Что касается моего брата Дитриха, то о нем я решительно ничего не хотел знать. Юдеяна же черт побрал, во всяком случае я надеялся на это, а если черт дал ему отсрочку, то это, в конце концов, дело черта. У меня было только одно желание: не попадаться ему на пути, моему дяде, могущественному нацистскому генералу, владыке над жизнью и смертью, предмету моих детских кошмаров, черному петрушке коричневого обершута.
Адольф настаивал:
— Нужно что-то предпринять. Нужно помочь им. — Он не сказал: «Я должен спасти их души». Для этого ему не хватало веры, да он и не осмелился бы сказать мне такое.
Я ответил:
— Нет. — И поглядел на него. В сутане он казался тощим, неуверенным, жалким, этот долговязый диакон, который даже не был еще священником. И я насмешливо спросил: — Как же ты хочешь помочь Юдеяну, твоему отцу? Ты намерен крестить его? Ведь отпускать грехи ты еще не имеешь права? Ты сказал мне, что еще не можешь отпускать грехи.
Он дрожал. Я все смотрел на него. Он был бессилен. Мне стало его жалко. Он думал, что находится в союзе с богом, а был бессилен.

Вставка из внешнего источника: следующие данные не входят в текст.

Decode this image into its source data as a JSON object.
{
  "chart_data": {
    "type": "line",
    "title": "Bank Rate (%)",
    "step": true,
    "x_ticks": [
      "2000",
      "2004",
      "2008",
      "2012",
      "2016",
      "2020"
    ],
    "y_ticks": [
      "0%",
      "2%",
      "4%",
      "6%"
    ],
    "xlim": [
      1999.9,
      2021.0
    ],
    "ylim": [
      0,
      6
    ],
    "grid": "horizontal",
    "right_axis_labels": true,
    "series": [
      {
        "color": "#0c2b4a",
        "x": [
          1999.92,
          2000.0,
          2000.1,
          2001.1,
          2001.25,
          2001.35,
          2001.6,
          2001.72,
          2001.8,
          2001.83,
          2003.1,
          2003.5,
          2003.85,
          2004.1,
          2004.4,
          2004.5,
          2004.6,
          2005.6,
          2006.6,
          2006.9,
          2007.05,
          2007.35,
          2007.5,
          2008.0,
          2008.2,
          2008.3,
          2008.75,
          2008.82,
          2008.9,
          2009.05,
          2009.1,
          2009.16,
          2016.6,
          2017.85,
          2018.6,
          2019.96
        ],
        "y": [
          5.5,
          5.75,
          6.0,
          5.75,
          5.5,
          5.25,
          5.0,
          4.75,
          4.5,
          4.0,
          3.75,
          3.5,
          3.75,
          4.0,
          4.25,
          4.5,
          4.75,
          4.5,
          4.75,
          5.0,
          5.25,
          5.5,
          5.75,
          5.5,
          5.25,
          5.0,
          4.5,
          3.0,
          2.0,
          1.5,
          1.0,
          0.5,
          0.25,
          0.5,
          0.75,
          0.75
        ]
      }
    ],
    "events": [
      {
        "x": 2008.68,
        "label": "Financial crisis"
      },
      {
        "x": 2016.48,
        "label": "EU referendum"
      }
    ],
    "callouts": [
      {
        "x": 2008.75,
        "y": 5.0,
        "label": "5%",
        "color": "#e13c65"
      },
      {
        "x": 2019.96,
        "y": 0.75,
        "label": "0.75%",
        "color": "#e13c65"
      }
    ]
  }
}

На комоде лежали ноты, там же лежала нотная бумага, в Кюренберг ждал от меня музыки, которую должны слушать выдающиеся люди, чтобы обновить свою душу. Мухи водили хороводы вокруг лампочки без абажура. Целомудренная и уже нецеломудренная широкая кровать, lotto matrimoniale, супружеское ложе, кровать для сожительства, стояла прямо под обнаженной лампочкой, окруженной мухами. Я представил себе, как мужчина обнимает женщину, и мне стало противно, ведь объятие могло вызвать продолжение жизни. Я тоже был бессилен и даже не стремился обладать властью. Муха, попавшая в стаканчик для полоскания, утонула в остатке вина. Она утонула в пьяном море, в хмельном упоении, а чем был для нас воздух, что значили для нас вода, земля, небо? Разве не бог направил муху в стакан? Ни один волос не упадет с головы… Я спросил:
— Где ты ночуешь? — А сам подумал: предложить ему остаться у меня? И подумал: нет, я не должен предлагать ему остаться. У него ведь есть убежище в гостинице для священников. Пусть идет. Я видел, как он направился к двери, и мне снова стало жаль его, и я подумал, что он все-таки освободился от своей семейки. И я спросил его, что он делает завтра, оказалось, он сам не знает и поэтому медлит с ответом, а может быть, ему не хотелось отвечать, наконец он ответил, что пойдет в собор св.Петра, и я предложил ему встретиться возле моста Ангела, перед крепостью Ангела, у меня не было желания видеть его снова, но я назначил время, и он сказал, что придет туда в этот час.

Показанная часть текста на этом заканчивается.